Two firms setting up $200m fund to help money-starved Russian fintechs

By Andrei Skvarsky.

Two financial services firms are launching a $200m fund to provide loans to Russian fintech companies in a bid to help a sector starved of financing because of legal constraints.

The FinTech Credit Fund, a joint project by investment managers FinTech Capital and Da Vinci Capital, will offer debt financing to fintechs that specialise in lending to individuals and small and midsize enterprises, according to East-West Digital News (EWDN).

Borrowers from FinTech Credit Fund would use some of the money to finance their own loans and the rest to meet their corporate needs.

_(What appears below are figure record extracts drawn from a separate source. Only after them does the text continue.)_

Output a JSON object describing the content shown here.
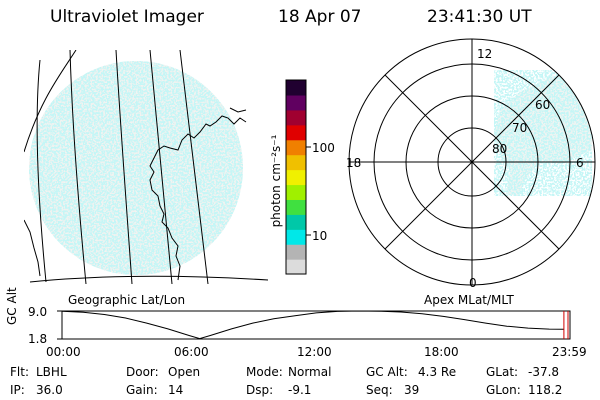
{
  "header": {
    "instrument": "Ultraviolet Imager",
    "date": "18 Apr 07",
    "time": "23:41:30 UT"
  },
  "colorbar": {
    "unit_label": "photon cm⁻²s⁻¹",
    "ticks": [
      "100",
      "10"
    ],
    "tick_values": [
      100,
      10
    ],
    "scale": "log",
    "range": [
      1.6,
      600
    ],
    "colors": [
      "#dcdcdc",
      "#b4b4b4",
      "#00e8e8",
      "#00c8a8",
      "#40e040",
      "#a0f000",
      "#f0f000",
      "#f0c000",
      "#f08000",
      "#e00000",
      "#a00030",
      "#600060",
      "#200030"
    ]
  },
  "panels": {
    "left_label": "Geographic Lat/Lon",
    "right_label": "Apex MLat/MLT"
  },
  "polar": {
    "mlt_labels": {
      "top": "12",
      "left": "18",
      "right": "6",
      "bottom": "0"
    },
    "lat_labels": [
      "60",
      "70",
      "80"
    ],
    "lat_values": [
      60,
      70,
      80
    ]
  },
  "altitude_plot": {
    "ylabel": "GC Alt",
    "yticks": [
      "9.0",
      "1.8"
    ],
    "ylim": [
      1.8,
      9.0
    ],
    "xticks": [
      "00:00",
      "06:00",
      "12:00",
      "18:00",
      "23:59"
    ],
    "marker_time_hours": 23.69,
    "series": {
      "hours": [
        0,
        1,
        2,
        3,
        4,
        5,
        6,
        6.5,
        7,
        8,
        9,
        10,
        11,
        12,
        13,
        14,
        15,
        16,
        17,
        18,
        19,
        20,
        21,
        22,
        23,
        23.69
      ],
      "alt_re": [
        8.95,
        8.7,
        8.1,
        7.2,
        5.9,
        4.4,
        2.7,
        1.9,
        2.7,
        4.4,
        5.9,
        7.0,
        7.8,
        8.5,
        8.9,
        9.0,
        8.95,
        8.75,
        8.3,
        7.6,
        6.8,
        5.9,
        5.1,
        4.6,
        4.35,
        4.3
      ]
    }
  },
  "info": {
    "row1": [
      {
        "key": "Flt:",
        "value": "LBHL"
      },
      {
        "key": "Door:",
        "value": "Open"
      },
      {
        "key": "Mode:",
        "value": "Normal"
      },
      {
        "key": "GC Alt:",
        "value": "4.3 Re"
      },
      {
        "key": "GLat:",
        "value": "-37.8"
      }
    ],
    "row2": [
      {
        "key": "IP:",
        "value": "36.0"
      },
      {
        "key": "Gain:",
        "value": "14"
      },
      {
        "key": "Dsp:",
        "value": "-9.1"
      },
      {
        "key": "Seq:",
        "value": "39"
      },
      {
        "key": "GLon:",
        "value": "118.2"
      }
    ]
  }
}
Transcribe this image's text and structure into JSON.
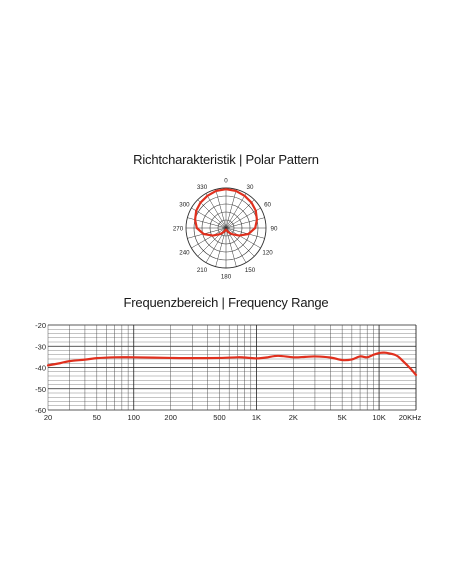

FinTech Credit Fund loans would have a maturity of between six months and three years.

Russian banking news website Banki.ru cited FinTech Credit Fund chief executive Yury Popov, who is managing partner of FinTech Capital, as complaining that Russian fintechs have extremely limited sources of financing and that this holds back the country’s fintech sector.

Capital markets are only open to large companies, setting up a credit line with a bank makes little sense because of a bureaucratic rigmarole it involves and high subsequent monitoring charges by the lender bank, and only banks are allowed to open state-insured deposit accounts for individuals, Popov explained.

ID Finance, FinTech Capital’s parent company, said in a statement that, in processing a loan application, FinTech Credit Fund would look at the applicant’s creditworthiness, business model, technology, loan portfolio quality, and risk and revenue potential.

A short while before the emergence of FinTech Credit Fund became known, Russian billionaire Oleg Boyko announced a plan to invest $150m in fintech startups over the next five years, according to EWDN.

FinTech Capital is an asset manager owned by ID Finance, a Barcelona-headquartered fintech company with Russian roots. Da Vinci Capital is an investment manager that is domiciled in Guernsey and also has offices in Moscow and Hong Kong.